Jika sebelumnya saat turnamen Piala Presiden para pemain hanya memperoleh gaji sebesar 25 persen, maka selama 3 bulan kedepan Asri Akbar cs dipastikan mendapat tambahan gaji. Meski para pemain enggan menyebutkan besaran kenaikan gaji, namun diperkirakan kini punggawa SFC mengantongi 45 persen gaji.

“Yang pasti ada kenaikan, sebagai pemain tentu kami bersyukur dengan kebijakan manajemen ini dan bertambah semangat. Apalagi di tengah situasi sepakbola yang masih berpolemik di tanah air, musim tarkam pun akan segera berakhir dengan masuknya musim penghujan. Jika di Piala Presiden lalu Cuma jadi finalis, kedepan kami mengincar gelar juara,” jelas Fathulrahman, bek kiri SFC.

Asosiasi Pesepak bola Profesional Indonesia (APPI) sendiiri juga sudah memberikan penjelasan bahwa hanya Persipura Jayapura, Mitra Kukar, dan Sriwijaya FC sebagai peserta Piala Jenderal Sudirman yang sudah memberikan kontrak kepada pemain. Klub-klub lainnya pun diimbau oleh APPI untuk mengambil langkah serupa.

Organisasi pemain profesional di Indonesia yang mendapat pengakuan dari FIFA ini telah mengirimkan permohonan kepada Mahaka Sports and Entertainment untuk menetapkan standar minimum kontrak. Sebab, mengacu pada Piala Presiden, peserta turnamen hanya menerapkan kontrak per pertandingan untuk pemain

Sebelum Piala Sudirman dimulai pada 14 November 2015, APPI juga sudah membahas sistem kontrak yang diaplikasikan klub-klub peserta. Namun, mereka cuma menemukan tiga klub yang sudah mengikat pemainnya dengan kontrak hingga turnamen berakhir pada Januari 2016.

“APPI memberikan apresiasi kepada klub-klub yang telah memberikan dan menandatangani kontrak dengan para pemainnya.
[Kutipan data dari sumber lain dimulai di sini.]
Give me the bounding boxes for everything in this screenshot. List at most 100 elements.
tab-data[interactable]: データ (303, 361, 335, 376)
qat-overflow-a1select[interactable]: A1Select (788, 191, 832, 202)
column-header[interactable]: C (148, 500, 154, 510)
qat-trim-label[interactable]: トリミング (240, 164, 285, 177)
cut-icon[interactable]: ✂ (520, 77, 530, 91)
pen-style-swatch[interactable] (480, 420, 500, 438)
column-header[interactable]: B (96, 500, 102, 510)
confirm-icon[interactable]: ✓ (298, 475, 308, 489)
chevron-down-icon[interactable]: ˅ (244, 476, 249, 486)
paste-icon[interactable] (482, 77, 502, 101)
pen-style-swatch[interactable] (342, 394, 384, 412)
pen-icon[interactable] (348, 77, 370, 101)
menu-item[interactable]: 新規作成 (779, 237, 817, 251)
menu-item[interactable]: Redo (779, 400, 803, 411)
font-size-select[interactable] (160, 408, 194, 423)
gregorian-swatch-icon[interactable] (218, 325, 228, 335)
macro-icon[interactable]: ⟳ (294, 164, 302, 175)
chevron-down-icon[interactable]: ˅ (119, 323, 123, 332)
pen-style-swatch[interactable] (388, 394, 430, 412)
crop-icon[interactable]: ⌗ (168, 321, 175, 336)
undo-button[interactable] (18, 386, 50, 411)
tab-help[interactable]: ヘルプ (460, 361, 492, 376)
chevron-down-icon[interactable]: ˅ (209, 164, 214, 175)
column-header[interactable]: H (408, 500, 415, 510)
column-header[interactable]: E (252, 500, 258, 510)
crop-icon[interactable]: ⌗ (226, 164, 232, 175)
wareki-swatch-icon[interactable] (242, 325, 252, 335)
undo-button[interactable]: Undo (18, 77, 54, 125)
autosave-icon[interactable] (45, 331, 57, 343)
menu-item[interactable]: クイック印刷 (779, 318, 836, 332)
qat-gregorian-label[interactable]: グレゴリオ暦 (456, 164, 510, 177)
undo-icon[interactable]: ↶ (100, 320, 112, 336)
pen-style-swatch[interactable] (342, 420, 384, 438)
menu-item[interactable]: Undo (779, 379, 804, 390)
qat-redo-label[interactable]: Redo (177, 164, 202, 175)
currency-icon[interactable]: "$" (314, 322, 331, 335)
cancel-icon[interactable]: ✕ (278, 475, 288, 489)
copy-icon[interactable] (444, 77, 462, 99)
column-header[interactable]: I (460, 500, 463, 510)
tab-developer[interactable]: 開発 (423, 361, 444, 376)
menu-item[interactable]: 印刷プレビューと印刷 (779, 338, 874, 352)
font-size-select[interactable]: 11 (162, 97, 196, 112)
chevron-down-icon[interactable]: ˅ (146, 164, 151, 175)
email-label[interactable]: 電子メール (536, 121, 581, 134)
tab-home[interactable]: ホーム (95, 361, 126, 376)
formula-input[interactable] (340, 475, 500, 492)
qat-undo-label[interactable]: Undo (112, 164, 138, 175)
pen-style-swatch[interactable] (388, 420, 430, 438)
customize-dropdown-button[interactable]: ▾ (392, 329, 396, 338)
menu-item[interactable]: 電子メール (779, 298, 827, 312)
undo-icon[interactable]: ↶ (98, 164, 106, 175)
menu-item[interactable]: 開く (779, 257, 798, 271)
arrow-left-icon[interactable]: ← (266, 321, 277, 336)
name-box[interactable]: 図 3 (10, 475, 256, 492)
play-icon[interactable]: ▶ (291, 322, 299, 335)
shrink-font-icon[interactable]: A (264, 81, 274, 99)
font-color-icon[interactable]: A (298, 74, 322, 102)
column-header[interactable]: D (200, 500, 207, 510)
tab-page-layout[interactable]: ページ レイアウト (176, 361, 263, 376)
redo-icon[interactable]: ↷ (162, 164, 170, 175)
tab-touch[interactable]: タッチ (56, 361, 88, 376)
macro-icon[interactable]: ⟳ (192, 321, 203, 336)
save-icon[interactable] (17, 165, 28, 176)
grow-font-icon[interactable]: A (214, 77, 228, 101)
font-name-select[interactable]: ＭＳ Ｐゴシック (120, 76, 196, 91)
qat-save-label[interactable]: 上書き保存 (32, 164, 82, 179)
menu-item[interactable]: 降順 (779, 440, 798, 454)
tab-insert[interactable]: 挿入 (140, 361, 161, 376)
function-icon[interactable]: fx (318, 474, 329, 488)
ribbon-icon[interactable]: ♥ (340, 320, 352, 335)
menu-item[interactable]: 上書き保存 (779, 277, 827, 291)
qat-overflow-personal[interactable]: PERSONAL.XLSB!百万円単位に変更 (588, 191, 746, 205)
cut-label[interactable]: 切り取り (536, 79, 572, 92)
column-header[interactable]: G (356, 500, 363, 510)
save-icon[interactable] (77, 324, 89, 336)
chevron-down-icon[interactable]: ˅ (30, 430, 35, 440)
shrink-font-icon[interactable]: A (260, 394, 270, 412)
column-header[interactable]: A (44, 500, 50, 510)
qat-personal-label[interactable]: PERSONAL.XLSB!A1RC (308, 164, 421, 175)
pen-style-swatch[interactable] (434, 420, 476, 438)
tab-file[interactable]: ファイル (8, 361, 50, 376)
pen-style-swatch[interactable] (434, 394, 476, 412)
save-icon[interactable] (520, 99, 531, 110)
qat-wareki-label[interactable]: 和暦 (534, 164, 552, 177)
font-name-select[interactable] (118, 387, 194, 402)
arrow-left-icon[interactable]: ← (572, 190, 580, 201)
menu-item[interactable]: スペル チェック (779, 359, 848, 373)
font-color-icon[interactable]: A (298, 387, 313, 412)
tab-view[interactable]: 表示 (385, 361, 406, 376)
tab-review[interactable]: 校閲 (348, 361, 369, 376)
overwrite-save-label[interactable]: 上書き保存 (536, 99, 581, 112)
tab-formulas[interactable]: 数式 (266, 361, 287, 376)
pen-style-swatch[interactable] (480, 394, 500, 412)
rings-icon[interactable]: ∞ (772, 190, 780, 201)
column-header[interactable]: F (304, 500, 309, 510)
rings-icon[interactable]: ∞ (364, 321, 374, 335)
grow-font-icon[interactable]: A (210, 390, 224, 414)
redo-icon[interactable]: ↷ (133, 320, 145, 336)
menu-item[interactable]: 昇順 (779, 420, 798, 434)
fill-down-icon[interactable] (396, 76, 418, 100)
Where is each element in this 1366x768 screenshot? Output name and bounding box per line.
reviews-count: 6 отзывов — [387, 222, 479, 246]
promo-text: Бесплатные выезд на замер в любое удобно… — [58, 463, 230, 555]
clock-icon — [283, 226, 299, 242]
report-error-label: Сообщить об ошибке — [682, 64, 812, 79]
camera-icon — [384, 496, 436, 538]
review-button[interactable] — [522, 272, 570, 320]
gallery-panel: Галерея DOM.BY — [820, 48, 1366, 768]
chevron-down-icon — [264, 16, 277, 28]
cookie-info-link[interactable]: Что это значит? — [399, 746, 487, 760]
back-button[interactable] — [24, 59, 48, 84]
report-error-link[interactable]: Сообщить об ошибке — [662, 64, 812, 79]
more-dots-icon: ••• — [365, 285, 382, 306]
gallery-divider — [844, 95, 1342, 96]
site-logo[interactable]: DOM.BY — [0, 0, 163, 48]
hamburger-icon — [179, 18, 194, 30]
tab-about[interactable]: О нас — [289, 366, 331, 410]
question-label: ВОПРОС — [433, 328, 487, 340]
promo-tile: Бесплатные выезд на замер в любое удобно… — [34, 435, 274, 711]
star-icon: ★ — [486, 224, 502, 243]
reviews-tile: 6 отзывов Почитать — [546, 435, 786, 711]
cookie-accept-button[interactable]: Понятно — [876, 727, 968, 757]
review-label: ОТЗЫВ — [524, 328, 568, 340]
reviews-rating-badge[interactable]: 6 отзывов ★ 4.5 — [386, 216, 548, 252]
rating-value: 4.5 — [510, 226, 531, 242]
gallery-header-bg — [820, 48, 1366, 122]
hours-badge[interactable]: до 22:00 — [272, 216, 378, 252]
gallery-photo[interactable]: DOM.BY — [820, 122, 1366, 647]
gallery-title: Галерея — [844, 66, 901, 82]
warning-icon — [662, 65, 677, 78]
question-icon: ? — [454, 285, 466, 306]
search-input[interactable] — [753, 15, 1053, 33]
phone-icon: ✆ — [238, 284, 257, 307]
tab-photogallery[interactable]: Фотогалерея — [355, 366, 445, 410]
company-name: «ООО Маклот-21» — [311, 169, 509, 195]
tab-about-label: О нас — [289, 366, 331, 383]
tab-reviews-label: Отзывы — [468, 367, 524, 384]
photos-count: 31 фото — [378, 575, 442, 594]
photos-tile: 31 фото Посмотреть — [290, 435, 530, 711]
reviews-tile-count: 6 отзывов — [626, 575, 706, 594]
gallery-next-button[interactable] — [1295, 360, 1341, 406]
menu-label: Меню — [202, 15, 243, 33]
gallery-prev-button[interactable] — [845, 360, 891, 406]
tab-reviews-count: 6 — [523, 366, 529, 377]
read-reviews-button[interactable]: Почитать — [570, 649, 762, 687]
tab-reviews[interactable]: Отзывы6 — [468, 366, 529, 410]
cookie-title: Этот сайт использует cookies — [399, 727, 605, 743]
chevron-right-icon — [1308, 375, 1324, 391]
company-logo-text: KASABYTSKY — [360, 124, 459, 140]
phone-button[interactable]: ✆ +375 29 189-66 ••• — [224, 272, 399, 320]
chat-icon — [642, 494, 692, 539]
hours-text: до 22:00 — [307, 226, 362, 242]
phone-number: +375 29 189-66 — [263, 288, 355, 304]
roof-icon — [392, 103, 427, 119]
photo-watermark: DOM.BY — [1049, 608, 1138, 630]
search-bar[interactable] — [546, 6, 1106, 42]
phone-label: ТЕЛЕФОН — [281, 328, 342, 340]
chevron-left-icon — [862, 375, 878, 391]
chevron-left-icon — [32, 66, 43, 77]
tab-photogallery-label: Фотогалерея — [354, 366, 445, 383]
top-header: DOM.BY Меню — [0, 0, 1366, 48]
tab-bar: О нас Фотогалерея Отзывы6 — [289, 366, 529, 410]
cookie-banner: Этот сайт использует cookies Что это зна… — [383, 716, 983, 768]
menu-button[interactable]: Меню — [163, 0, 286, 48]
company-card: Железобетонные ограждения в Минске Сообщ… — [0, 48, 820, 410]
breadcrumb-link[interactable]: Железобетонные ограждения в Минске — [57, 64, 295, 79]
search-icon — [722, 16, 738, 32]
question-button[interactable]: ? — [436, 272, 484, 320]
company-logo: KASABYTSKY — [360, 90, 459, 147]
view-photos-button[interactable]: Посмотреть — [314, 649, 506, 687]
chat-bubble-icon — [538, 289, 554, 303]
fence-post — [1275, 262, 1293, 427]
Menurut informasi yang kami dapatkan sampai Jumat (6/11/2015), mereka adalah Persipura Jayapura, Mitra Kukar, dan Sriwijaya FC,” bunyi pernyataan APPI.

“Kami berharap agar klub-klub peserta Piala Jenderal Sudirman lainnya mengikuti langkah tersebut. Sebab, kontrak merupakan sesuatu yang penting bagi pemain dan klub untuk melindungi hak dan kepentingan masing-masing,” lanjut pernyataan tersebut.

Manajer SFC, Nasrun Umar saat dikonfirmasi mengatakan bahwa pihaknya memang sangat berhati-hati dan mengikuti semua ketetapan yang ditentukan saat memberikan kontrak kepada pemain. “SFC adalah klub besar di Indonesia dan punya reputasi baik selama ini. Karena itu saya sangat menekankan agar dalam hal apapun, termasuk kontrak pemain agar mengikuti semua aturan yang sudah ada,” ungkapnya usai menyaksikan laga uji coba melawan PS Unsri, Minggu (8/11) di stadion GSJ.